Question

A motorboat going downstream overcame a raft at a point A; $\tau = 60\min$ later it turned back and after some time the raft was at a distance $l = 6km$ from the point $A$ . Find the flow velocity in $km{h^{ - 1}}$ assuming the duty of the engine to be constant.
$\left( A \right)3km{h^{ - 1}} \\\ \left( B \right)1km{h^{ - 1}} \\\ \left( C \right)5km{h^{ - 1}} \\\ \left( D \right)6km{h^{ - 1}} \\\$

Answer 1

Hint : In order to solve this question, we are going to first analyze the motion of the boat down the stream and its velocity at the various points of the motion, then, by forming the equation of motion for the velocity of the boat and on solving and simplifying the equation, we get the value of ${v_0}$ .

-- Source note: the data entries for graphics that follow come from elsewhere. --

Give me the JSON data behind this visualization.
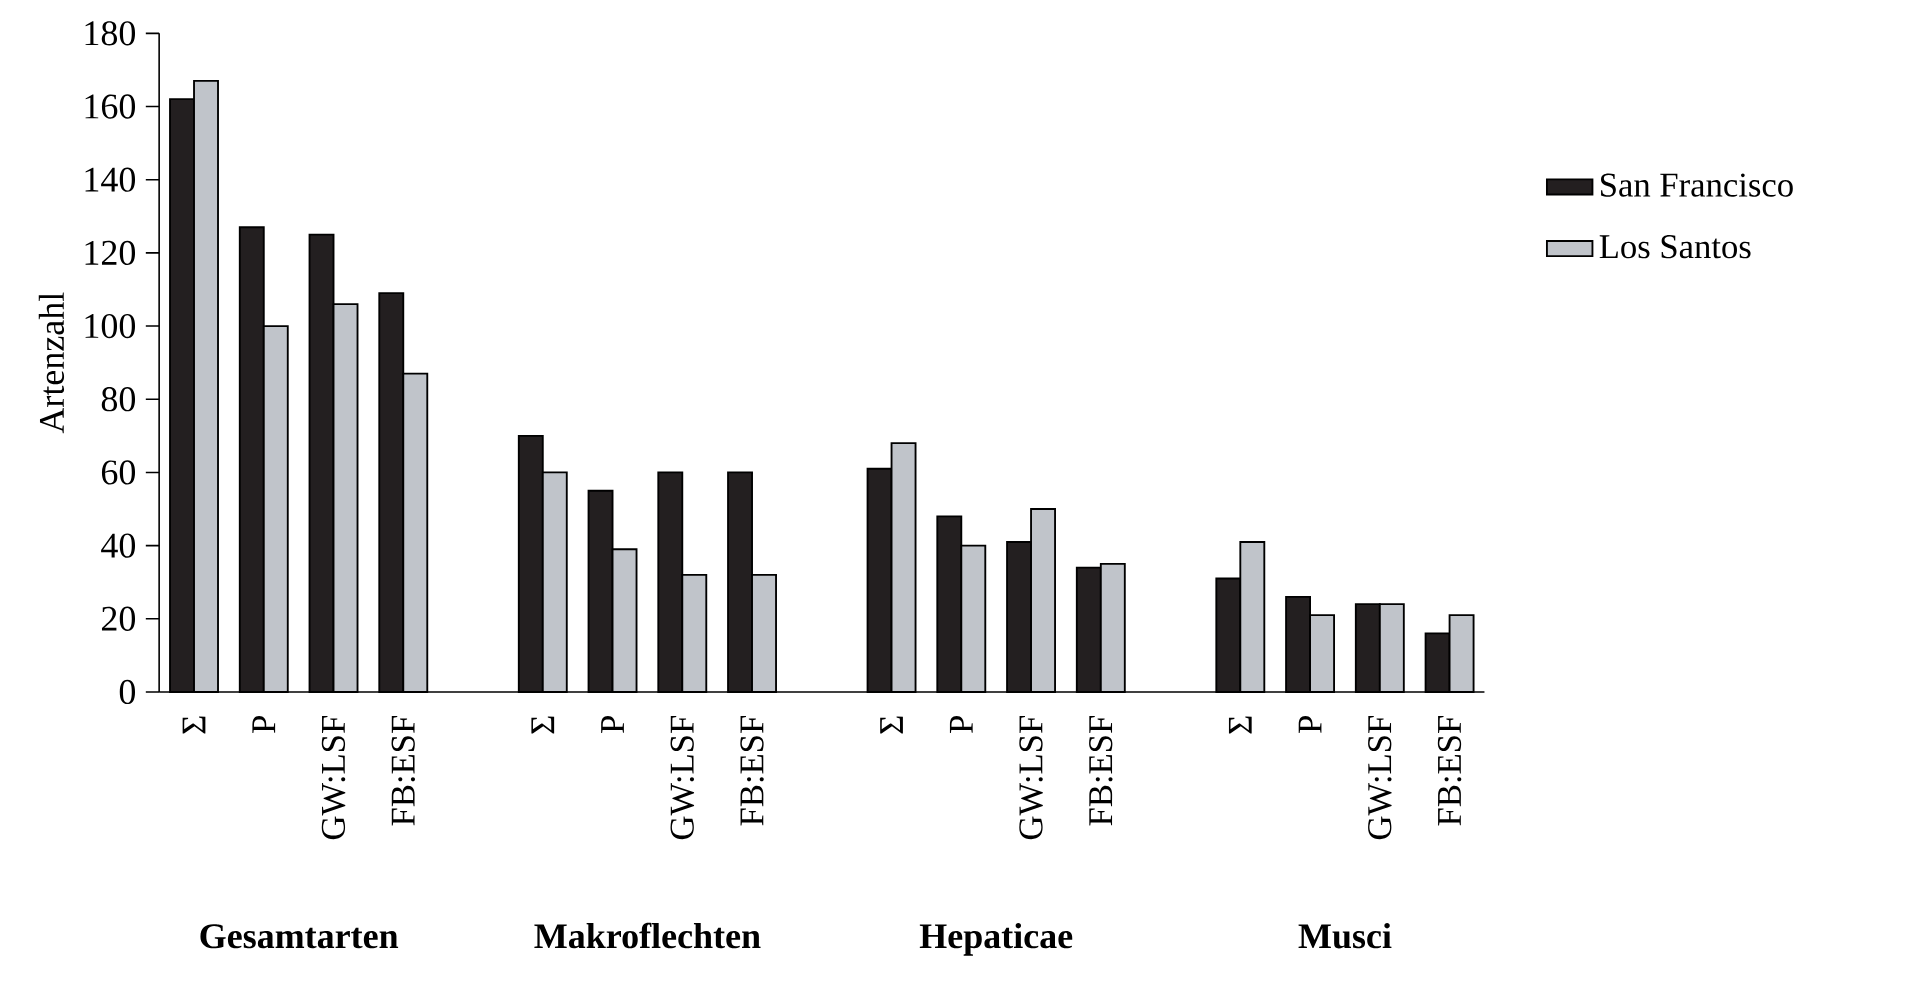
{
  "chart_data": {
    "type": "bar",
    "ylabel": "Artenzahl",
    "categories": [
      "Σ",
      "P",
      "GW:LSF",
      "FB:ESF",
      null,
      "Σ",
      "P",
      "GW:LSF",
      "FB:ESF",
      null,
      "Σ",
      "P",
      "GW:LSF",
      "FB:ESF",
      null,
      "Σ",
      "P",
      "GW:LSF",
      "FB:ESF"
    ],
    "series": [
      {
        "name": "San Francisco",
        "color": "#231f20",
        "values": [
          162,
          127,
          125,
          109,
          null,
          70,
          55,
          60,
          60,
          null,
          61,
          48,
          41,
          34,
          null,
          31,
          26,
          24,
          16
        ]
      },
      {
        "name": "Los Santos",
        "color": "#c0c4ca",
        "values": [
          167,
          100,
          106,
          87,
          null,
          60,
          39,
          32,
          32,
          null,
          68,
          40,
          50,
          35,
          null,
          41,
          21,
          24,
          21
        ]
      }
    ],
    "annotations": [
      "Gesamtarten",
      "Makroflechten",
      "Hepaticae",
      "Musci"
    ],
    "ylim": [
      0,
      180
    ],
    "yticks": [
      0,
      20,
      40,
      60,
      80,
      100,
      120,
      140,
      160,
      180
    ],
    "legend": "right",
    "grid": false
  }
}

Complete Step By Step Answer:
Let us consider the motion of the boat down the stream as given in the question. The figure that can be drawn for the motion is

Let us consider ${v_0}$ to be the stream velocity and the velocity of the boat with respect to the water be $v'$ . Here the boat reached at a point B while going downstream with the velocity $\left( {{v_0} + v'} \right)$ and then returned with the velocity $\left( {v' - {v_0}} \right)$ and then, the raft passed the point C.
Let the time taken by the raft to reach the point from A to C be $t$ , for the time the boat reaches first from the point A to the point B and then from the point B to C.
Therefore, the equation formed by the velocities be
$\dfrac{1}{{{v_0}}} = \tau + \dfrac{{\left( {{v_0} + v'} \right)\tau - 1}}{{\left( {v' - {v_0}} \right)}}$
On solving this equation for the value of ${v_0}$
Thus, we get
${v_0} = \dfrac{1}{{2\tau }}$
Now, putting the value of $\tau$ , we get
${v_0} = 3km{h^{ - 1}}$

Note :
In downstream motion, the speed of the boat is equal to the sum of the speed of boat in still water and the speed of river water while in the upstream motion, the speed of the boat is equal to the difference of the speed of boat in still water and the speed of river water.